Information to consider in supplemental the above Rooftop Mortgages transfer of equity information :
Tax and Legal
There are numerous potential tax and legal implications when transferring equity for your property. You should always seek the advice of a solicitor on the Rooftop Mortgages conveyancing panel and accountant before transferring equity.
Transfer of Equity Conveyancing for Leasehold titles
If your property is leasehold, the lease may require that you obtain the consent of the freeholder. If such conditions are not complied with you may be in violation of your covenants under the lease. This could potentially result in the freeholder taking enforcement action against you.

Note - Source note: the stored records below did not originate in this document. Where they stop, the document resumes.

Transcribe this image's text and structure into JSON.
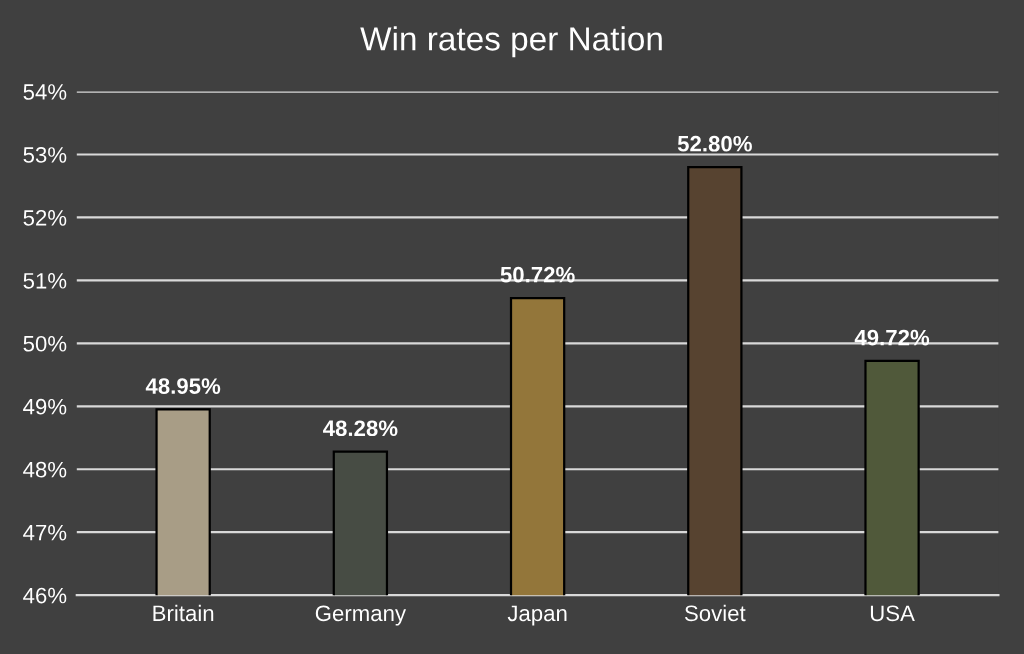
{
  "chart_data": {
    "type": "bar",
    "title": "Win rates per Nation",
    "categories": [
      "Britain",
      "Germany",
      "Japan",
      "Soviet",
      "USA"
    ],
    "values": [
      48.95,
      48.28,
      50.72,
      52.8,
      49.72
    ],
    "colors": [
      "#a89d86",
      "#474c44",
      "#93763a",
      "#574330",
      "#50593a"
    ],
    "value_labels": [
      "48.95%",
      "48.28%",
      "50.72%",
      "52.80%",
      "49.72%"
    ],
    "ylim": [
      46,
      54
    ],
    "yticks": [
      {
        "value": 46,
        "label": "46%"
      },
      {
        "value": 47,
        "label": "47%"
      },
      {
        "value": 48,
        "label": "48%"
      },
      {
        "value": 49,
        "label": "49%"
      },
      {
        "value": 50,
        "label": "50%"
      },
      {
        "value": 51,
        "label": "51%"
      },
      {
        "value": 52,
        "label": "52%"
      },
      {
        "value": 53,
        "label": "53%"
      },
      {
        "value": 54,
        "label": "54%"
      }
    ],
    "grid": "y",
    "legend": false
  }
}
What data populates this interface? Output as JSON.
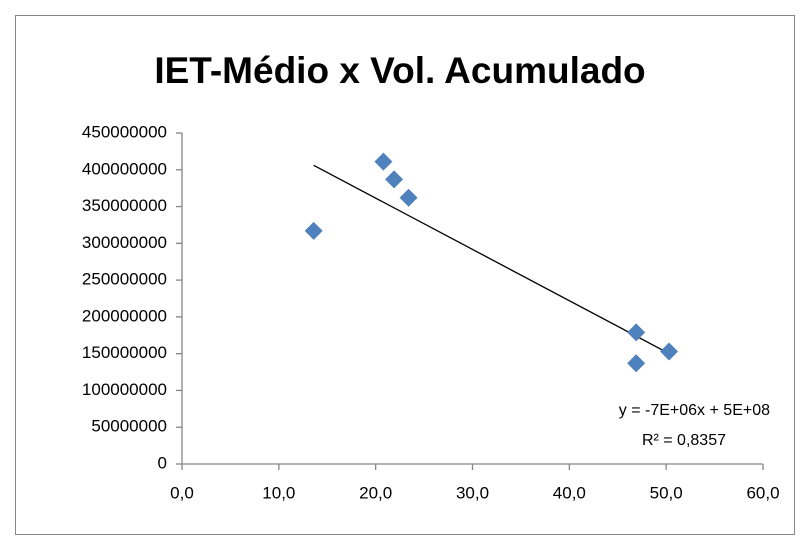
{
  "chart_data": {
    "type": "scatter",
    "title": "IET-Médio x Vol. Acumulado",
    "x": [
      13.6,
      20.8,
      21.9,
      23.4,
      46.9,
      46.9,
      50.3
    ],
    "values": [
      317000000,
      411000000,
      387000000,
      362000000,
      179000000,
      137000000,
      153000000
    ],
    "color": "#4f81bd",
    "trendline": true,
    "annotations": [
      "y = -7E+06x + 5E+08",
      "R² = 0,8357"
    ],
    "xlim": [
      0,
      60
    ],
    "xticks": [
      {
        "value": 0,
        "label": "0,0"
      },
      {
        "value": 10,
        "label": "10,0"
      },
      {
        "value": 20,
        "label": "20,0"
      },
      {
        "value": 30,
        "label": "30,0"
      },
      {
        "value": 40,
        "label": "40,0"
      },
      {
        "value": 50,
        "label": "50,0"
      },
      {
        "value": 60,
        "label": "60,0"
      }
    ],
    "ylim": [
      0,
      450000000
    ],
    "yticks": [
      0,
      50000000,
      100000000,
      150000000,
      200000000,
      250000000,
      300000000,
      350000000,
      400000000,
      450000000
    ],
    "grid": false
  }
}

If the transfer of equity is made as a result of an Order of the Court, then Insolvency Indemnity Insurance is not required. In other cases, where a property is being transferred at less than market value between joint owners, an Insolvency Act Indemnity Insurance policy may be required. This is something that that your conveyancing solicitor will check with Rooftop Mortgages This is because, if the outgoing party is made bankrupt in the future, their Trustee in Bankruptcy could argue that they had transferred the property in order to avoid their creditors and apply to the Court to have the transaction set aside. If this happens, it could affect your lender or a future buyer from you as they would lose the property and the lender may not get back
what they have loaned to you. The Insolvency Act Indemnity Insurance policy only protects
lenders such as Rooftop Mortgages or future buyers from you. If there is no mortgage and the outgoing owner is made bankrupt, there is a risk to you that you could lose your home if the transfer is set aside. The cost of the Insolvency Act Indemnity Insurance policy is dependent on the market value of the property at the conclusion of the transfer of equity transaction.
Your property may be repossessed if you do not keep up repayments on your mortgage with Rooftop Mortgages.
Preparing the Transfer of Equity with a Rooftop Mortgages Mortgage
When it comes to preparing the the Land Registry documents your conveyancer should in the ‘consideration’ panel choose the first option, if consideration is given; otherwise ignore the consideration panel altogether.
If Rooftop Mortgages is joining in the transfer to release someone from liability, put the release in the ‘additional provisions’ panel if someone is entering into a covenant relating to the charge, place it in the ‘additional provisions’ panel stamp duty land tax is not payable when there is no chargeable consideration for the transfer (Schedule 3, paragraph 1 of the Finance Act 2003). In the case of a transfer subject to a charge (even if the transfer is by way of gift) or if a property has been transferred for no value and there is an associated discharge, HMRC would view this as an assumption of an existing debt by the purchaser (Schedule 4, paragraph 8 of the Finance Act 2003) and stamp duty land tax may be payable
if you wish you may state in the ‘additional provisions’ panel that ‘This transfer is made subject to a charge dated… in favour of…’
On form AP1, your conveyancer should describe the transfer as ‘transfer of equity’ to assist Land Registry staff.
Content on this webpage is for general information and only applies to England and Wales. It should not be regarded as advice for members of the public who should contact their lawyer,mortgage broker, insurer and accountant for specific advice relating to transfer of equity. Whilst we endeavour to keep the information up to date and correct we do not make any representation or warranties of any kind about its completeness, accuracy, reliability or suitability. Any reliance you place on the information is strictly at your own risk. Lexsure will not be liable for any direct or indirect loss or damage arising out of or in connection with the use of this information.